Município beirão demora, em média, seis meses e meio a liquidar facturas; Melgaço e Évora completam pódio e outras autarquias do Centro, como Santa Comba Dão e Pinhel, estão entre as seis piores
O município de Tábua é, no segundo trimestre deste ano, o que mais tempo leva a pagar aos fornecedores, com uma média de 197 dias. Apesar da demora, a câmara regista melhorias consecutivas desde o final de 2024, quando os pagamentos chegavam a demorar 243 dias. Melgaço e Évora surgem logo a seguir na lista das autarquias mais lentas a liquidar facturas, segundo dados da Direcção-Geral das Autarquias Locais (DGAL) divulgados num trabalho do jornal Eco. Santa Comba Dão ocupa a quinta posição e Pinhel surge logo atrás, no sexto lugar, ainda que tenha conseguido a maior redução de prazos do trimestre.
No conjunto do país, 17 câmaras municipais pagaram, no segundo trimestre, a mais de 60 dias, representando 5,5 por cento das autarquias com dados reportados. Em Março, eram 14 as câmaras nesta situação.

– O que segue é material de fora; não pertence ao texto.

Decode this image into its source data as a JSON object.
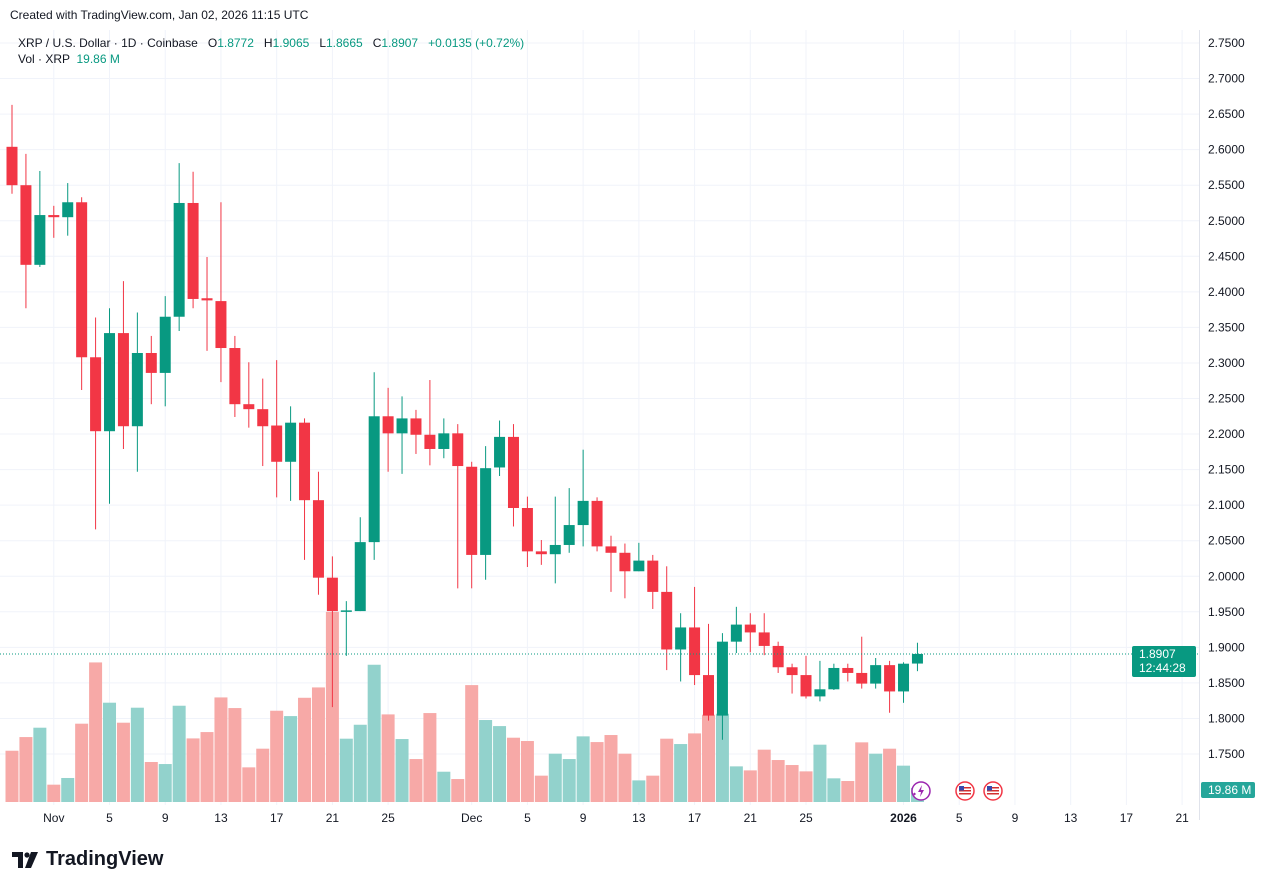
{
  "header": {
    "created": "Created with TradingView.com, Jan 02, 2026 11:15 UTC"
  },
  "legend": {
    "symbol": "XRP / U.S. Dollar · 1D · Coinbase",
    "o_label": "O",
    "o": "1.8772",
    "h_label": "H",
    "h": "1.9065",
    "l_label": "L",
    "l": "1.8665",
    "c_label": "C",
    "c": "1.8907",
    "change": "+0.0135 (+0.72%)",
    "vol_label": "Vol · XRP",
    "vol": "19.86 M"
  },
  "price_label": {
    "price": "1.8907",
    "countdown": "12:44:28"
  },
  "volume_label": "19.86 M",
  "logo": {
    "text": "TradingView"
  },
  "colors": {
    "up": "#089981",
    "down": "#f23645",
    "vol_up": "#92d2cc",
    "vol_down": "#f7a9a7",
    "grid": "#f0f3fa",
    "price_line": "#089981"
  },
  "event_icons": [
    "lightning-sparkle-icon",
    "us-flag-icon",
    "us-flag-icon"
  ],
  "chart_data": {
    "type": "candlestick",
    "title": "",
    "y_ticks": [
      "2.7500",
      "2.7000",
      "2.6500",
      "2.6000",
      "2.5500",
      "2.5000",
      "2.4500",
      "2.4000",
      "2.3500",
      "2.3000",
      "2.2500",
      "2.2000",
      "2.1500",
      "2.1000",
      "2.0500",
      "2.0000",
      "1.9500",
      "1.9000",
      "1.8500",
      "1.8000",
      "1.7500"
    ],
    "ylim": [
      1.75,
      2.75
    ],
    "x_ticks": [
      {
        "label": "Nov",
        "date": "2025-11-01"
      },
      {
        "label": "5",
        "date": "2025-11-05"
      },
      {
        "label": "9",
        "date": "2025-11-09"
      },
      {
        "label": "13",
        "date": "2025-11-13"
      },
      {
        "label": "17",
        "date": "2025-11-17"
      },
      {
        "label": "21",
        "date": "2025-11-21"
      },
      {
        "label": "25",
        "date": "2025-11-25"
      },
      {
        "label": "Dec",
        "date": "2025-12-01"
      },
      {
        "label": "5",
        "date": "2025-12-05"
      },
      {
        "label": "9",
        "date": "2025-12-09"
      },
      {
        "label": "13",
        "date": "2025-12-13"
      },
      {
        "label": "17",
        "date": "2025-12-17"
      },
      {
        "label": "21",
        "date": "2025-12-21"
      },
      {
        "label": "25",
        "date": "2025-12-25"
      },
      {
        "label": "2026",
        "date": "2026-01-01"
      },
      {
        "label": "5",
        "date": "2026-01-05"
      },
      {
        "label": "9",
        "date": "2026-01-09"
      },
      {
        "label": "13",
        "date": "2026-01-13"
      },
      {
        "label": "17",
        "date": "2026-01-17"
      },
      {
        "label": "21",
        "date": "2026-01-21"
      }
    ],
    "volume_unit": "M",
    "columns": [
      "date",
      "open",
      "high",
      "low",
      "close",
      "volume"
    ],
    "candles": [
      [
        "2025-10-29",
        2.604,
        2.663,
        2.538,
        2.55,
        72.8
      ],
      [
        "2025-10-30",
        2.55,
        2.594,
        2.377,
        2.438,
        92.2
      ],
      [
        "2025-10-31",
        2.438,
        2.57,
        2.435,
        2.508,
        105.5
      ],
      [
        "2025-11-01",
        2.508,
        2.521,
        2.476,
        2.505,
        24.6
      ],
      [
        "2025-11-02",
        2.505,
        2.553,
        2.479,
        2.526,
        34.1
      ],
      [
        "2025-11-03",
        2.526,
        2.533,
        2.262,
        2.308,
        111.2
      ],
      [
        "2025-11-04",
        2.308,
        2.364,
        2.066,
        2.204,
        198.2
      ],
      [
        "2025-11-05",
        2.204,
        2.377,
        2.102,
        2.342,
        141.0
      ],
      [
        "2025-11-06",
        2.342,
        2.415,
        2.179,
        2.211,
        112.6
      ],
      [
        "2025-11-07",
        2.211,
        2.371,
        2.147,
        2.314,
        133.9
      ],
      [
        "2025-11-08",
        2.314,
        2.338,
        2.242,
        2.286,
        56.8
      ],
      [
        "2025-11-09",
        2.286,
        2.394,
        2.239,
        2.365,
        53.9
      ],
      [
        "2025-11-10",
        2.365,
        2.581,
        2.345,
        2.525,
        136.7
      ],
      [
        "2025-11-11",
        2.525,
        2.569,
        2.377,
        2.39,
        90.3
      ],
      [
        "2025-11-12",
        2.391,
        2.449,
        2.317,
        2.388,
        99.3
      ],
      [
        "2025-11-13",
        2.387,
        2.526,
        2.273,
        2.321,
        148.5
      ],
      [
        "2025-11-14",
        2.321,
        2.338,
        2.224,
        2.242,
        133.4
      ],
      [
        "2025-11-15",
        2.242,
        2.301,
        2.209,
        2.235,
        49.2
      ],
      [
        "2025-11-16",
        2.235,
        2.278,
        2.155,
        2.211,
        75.7
      ],
      [
        "2025-11-17",
        2.212,
        2.304,
        2.111,
        2.161,
        129.6
      ],
      [
        "2025-11-18",
        2.161,
        2.239,
        2.106,
        2.216,
        122.0
      ],
      [
        "2025-11-19",
        2.216,
        2.222,
        2.023,
        2.107,
        148.0
      ],
      [
        "2025-11-20",
        2.107,
        2.147,
        1.974,
        1.998,
        162.7
      ],
      [
        "2025-11-21",
        1.998,
        2.028,
        1.816,
        1.951,
        270.0
      ],
      [
        "2025-11-22",
        1.95,
        1.965,
        1.888,
        1.952,
        89.9
      ],
      [
        "2025-11-23",
        1.951,
        2.083,
        1.951,
        2.048,
        109.7
      ],
      [
        "2025-11-24",
        2.048,
        2.287,
        2.023,
        2.225,
        194.9
      ],
      [
        "2025-11-25",
        2.225,
        2.265,
        2.147,
        2.201,
        124.4
      ],
      [
        "2025-11-26",
        2.201,
        2.253,
        2.144,
        2.222,
        89.4
      ],
      [
        "2025-11-27",
        2.222,
        2.234,
        2.172,
        2.199,
        61.0
      ],
      [
        "2025-11-28",
        2.199,
        2.276,
        2.156,
        2.179,
        126.3
      ],
      [
        "2025-11-29",
        2.179,
        2.222,
        2.166,
        2.201,
        43.0
      ],
      [
        "2025-11-30",
        2.201,
        2.214,
        1.983,
        2.155,
        32.6
      ],
      [
        "2025-12-01",
        2.154,
        2.161,
        1.983,
        2.03,
        166.0
      ],
      [
        "2025-12-02",
        2.03,
        2.183,
        1.995,
        2.152,
        116.4
      ],
      [
        "2025-12-03",
        2.153,
        2.219,
        2.141,
        2.196,
        107.8
      ],
      [
        "2025-12-04",
        2.196,
        2.214,
        2.07,
        2.096,
        91.3
      ],
      [
        "2025-12-05",
        2.096,
        2.112,
        2.013,
        2.035,
        86.6
      ],
      [
        "2025-12-06",
        2.035,
        2.051,
        2.016,
        2.031,
        37.4
      ],
      [
        "2025-12-07",
        2.031,
        2.112,
        1.99,
        2.044,
        68.6
      ],
      [
        "2025-12-08",
        2.044,
        2.124,
        2.033,
        2.072,
        61.0
      ],
      [
        "2025-12-09",
        2.072,
        2.178,
        2.042,
        2.106,
        93.2
      ],
      [
        "2025-12-10",
        2.106,
        2.111,
        2.035,
        2.042,
        85.1
      ],
      [
        "2025-12-11",
        2.042,
        2.057,
        1.978,
        2.033,
        95.1
      ],
      [
        "2025-12-12",
        2.033,
        2.046,
        1.969,
        2.007,
        68.6
      ],
      [
        "2025-12-13",
        2.007,
        2.047,
        2.007,
        2.022,
        30.7
      ],
      [
        "2025-12-14",
        2.022,
        2.03,
        1.954,
        1.978,
        37.4
      ],
      [
        "2025-12-15",
        1.978,
        2.014,
        1.868,
        1.897,
        89.9
      ],
      [
        "2025-12-16",
        1.897,
        1.948,
        1.852,
        1.928,
        82.3
      ],
      [
        "2025-12-17",
        1.928,
        1.985,
        1.847,
        1.861,
        97.4
      ],
      [
        "2025-12-18",
        1.861,
        1.933,
        1.797,
        1.804,
        123.9
      ],
      [
        "2025-12-19",
        1.804,
        1.92,
        1.77,
        1.908,
        125.3
      ],
      [
        "2025-12-20",
        1.908,
        1.957,
        1.892,
        1.932,
        50.6
      ],
      [
        "2025-12-21",
        1.932,
        1.948,
        1.893,
        1.921,
        44.9
      ],
      [
        "2025-12-22",
        1.921,
        1.948,
        1.889,
        1.902,
        74.3
      ],
      [
        "2025-12-23",
        1.902,
        1.908,
        1.864,
        1.872,
        59.6
      ],
      [
        "2025-12-24",
        1.872,
        1.877,
        1.835,
        1.861,
        52.5
      ],
      [
        "2025-12-25",
        1.861,
        1.888,
        1.828,
        1.831,
        43.5
      ],
      [
        "2025-12-26",
        1.831,
        1.881,
        1.824,
        1.841,
        81.4
      ],
      [
        "2025-12-27",
        1.841,
        1.877,
        1.84,
        1.871,
        33.6
      ],
      [
        "2025-12-28",
        1.871,
        1.877,
        1.852,
        1.864,
        29.8
      ],
      [
        "2025-12-29",
        1.864,
        1.915,
        1.842,
        1.849,
        84.7
      ],
      [
        "2025-12-30",
        1.849,
        1.885,
        1.842,
        1.875,
        68.6
      ],
      [
        "2025-12-31",
        1.875,
        1.881,
        1.808,
        1.838,
        75.7
      ],
      [
        "2026-01-01",
        1.838,
        1.879,
        1.822,
        1.877,
        51.6
      ],
      [
        "2026-01-02",
        1.8772,
        1.9065,
        1.8665,
        1.8907,
        19.86
      ]
    ],
    "last_price": 1.8907,
    "grid": true
  }
}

O presidente da câmara de Tábua, Ricardo Cruz, salienta que o prazo médio de pagamento foi reduzido em 46 dias desde Dezembro e que a dívida municipal diminuiu 2,2 milhões de euros. “Fizemos um esforço enorme, apertámos, fizemos menos compras e pagámos as facturas em atraso”, afirma. O autarca critica o Governo por não ter criado uma linha de tesouraria para municípios com níveis de endividamento controlado, proposta pela Associação Nacional de Municípios, e por favorecer as câmaras mais endividadas através do acesso ao Fundo de Apoio Municipal.
Em segundo lugar surge Melgaço, que no final de Junho demorava 175 dias a pagar, agravando sucessivamente os prazos desde o final de 2023, quando liquidava facturas em 38 dias. A câmara não respondeu às questões colocadas pelo Eco.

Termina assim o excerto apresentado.